Con esa constatación, Casado y el entonces director del hospital Juan Manuel Tabuenca se presentaron en Sanidad para exigir que se informase urgentemente a la gente de la relación entre el aceite y la enfermedad y que se recomendase dejar de tomarlo.

«O sale esta noche en el Telediario a explicar a la población que dejen de comprar aceite de garrafa o mañana yo mismo doy una rueda de prensa en el hospital para que todo el mundo sepa que el Ministerio de Sanidad está ocultando la causa de que los hospitales lleven un mes y medio colapsados», le espetó el médico al secretario de Sanidad, Luis Sánchez-Harguindey. Ahora Casado recuerda cómo la bravura de la juventud le ayudó en aquella situación. «Era joven, atrevido y estaba agotado», explicaba hace unos días rememorando cómo exigió esa comparecencia. La noticia en aquella España de dos canales no cayó en saco roto y los casos empezaron a bajar.

El pediatra emérito del Niño Jesús recuerda que uno de cada dos niños tuvo afectación muscular y de los nervios, pérdida de fuerza y parestesia, más habitual en las niñas mayores de siete años. Y también que uno de cada dos sufrió afectación en las mucosas, piel tensa y brillante, sin panículo adiposo y con mucho picor. Algunos se quedaron calvos y con sequedad en los ojos. Su futuro se hizo muy complicado. Casado les siguió observando durante un año y constató alteraciones del comportamiento, depresión e ideas suicidas, sobre todo en mayores de siete años. La mortandad infantil por el síndrome tóxico se cifró en el 2,1 por ciento.

 

En su propia piel

Carmen Cortés fue una de aquellas niñas afectadas por el SAT. Vivió en primera persona y con 15 años los estragos de una intoxicación que derivó en una enfermedad degenerativa crónica, de futuro incierto y única en el mundo. Ahora preside la plataforma de afectados Seguimos viviendo, que en estos años no ha dejado de luchar por salir del olvido y conseguir «reparación moral, un homenaje de Estado de dignidad y respeto a las víctimas, fallecidos, familias y profesionales». La entidad reprocha a la Administración el abandono al que se les ha sometido durante estas décadas. Llevan años pidiendo una unidad de referencia de asistencia integral que, pese a las buenas palabras, nunca llega a constituirse y la inclusión de la parte del colectivo que jamás pudo desarrollar una vida laboral como perceptores de una incapacidad reconocida, al menos, con el doble del salario mínimo interprofesional. «Nos destrozaron la vida y no somos visibles en ningún sitio. Es como si no hubiéramos existido».

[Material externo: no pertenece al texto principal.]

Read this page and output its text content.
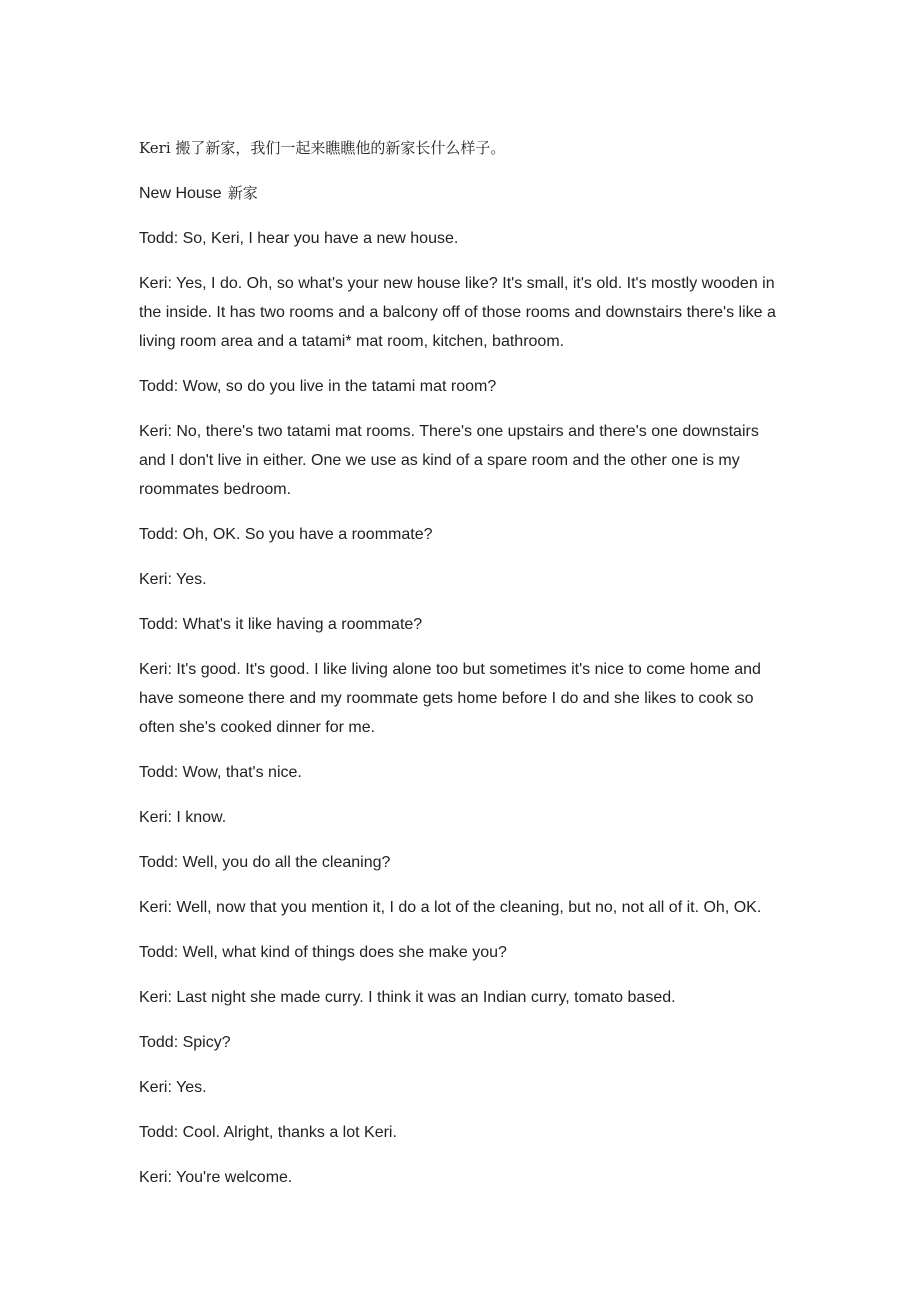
Keri 搬了新家，我们一起来瞧瞧他的新家长什么样子。

New House 新家

Todd: So, Keri, I hear you have a new house.

Keri: Yes, I do. Oh, so what's your new house like? It's small, it's old. It's mostly wooden in the inside. It has two rooms and a balcony off of those rooms and downstairs there's like a living room area and a tatami* mat room, kitchen, bathroom.

Todd: Wow, so do you live in the tatami mat room?

Keri: No, there's two tatami mat rooms. There's one upstairs and there's one downstairs and I don't live in either. One we use as kind of a spare room and the other one is my roommates bedroom.

Todd: Oh, OK. So you have a roommate?

Keri: Yes.

Todd: What's it like having a roommate?

Keri: It's good. It's good. I like living alone too but sometimes it's nice to come home and have someone there and my roommate gets home before I do and she likes to cook so often she's cooked dinner for me.

Todd: Wow, that's nice.

Keri: I know.

Todd: Well, you do all the cleaning?

Keri: Well, now that you mention it, I do a lot of the cleaning, but no, not all of it. Oh, OK.

Todd: Well, what kind of things does she make you?

Keri: Last night she made curry. I think it was an Indian curry, tomato based.

Todd: Spicy?

Keri: Yes.

Todd: Cool. Alright, thanks a lot Keri.

Keri: You're welcome.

«Hay tantos dramas como familias y personas, dramas desconocidos para la sociedad, que no se han querido contar en la historia de este país, pero que deberían, porque el sufrimiento ha sido muy grande y lo que se esconde no se repara», agrega Cortés. A las secuelas físicas de los afectados se suman las mentales, fruto de una vida llena de limitaciones, del desentendimiento de las administraciones y de los traumas.

«Muchas víctimas fuimos estigmatizadas por nuestros vecinos, en el colegio, y muchos fueron incluso expulsados de sus pueblos por la Guardia Civil para que no contagiaran», señala Cortés.

Susana Martín fue una de esas víctimas expulsadas del colegio ante la creencia extendida de que la enfermedad tenía un origen infeccioso. «Yo tenía 13 años y esas fueron mis consecuencias, de algo que yo no había provocado, por alguien que se lucró y nos mató en vida a 25.000 personas», explica. «Y no ha importado a nadie, como no había internet, hemos sido una lacra que no quieren recordar», agrega.

Juana Soria llegó a pesar 32 kilos. «Ibas perdiendo peso, perdías el pelo y la vida perdías», cuenta. Su padre falleció a causa de las secuelas pulmonares del síndrome. También el de Susana, «encadenando una botella de oxígeno tras otra».

En marzo de 1987 se celebró el primer juicio contra 38 aceiteros, procesados por la Audiencia Nacional, que condenó a 13 de ellos a penas de entre seis y 20 años de cárcel.

El Tribunal Supremo decidió aumentar hasta en 50 años las condenas impuestas a los principales responsables del envenenamiento e incrementó la cuantía de las indemnizaciones, que quedaron establecidas en torno a los 540.000 millones de pesetas (3.253.012 euros), y condenó al Estado a pagarlas en su totalidad como responsable civil subsidiario. Pero la salud y la vida no tienen precio.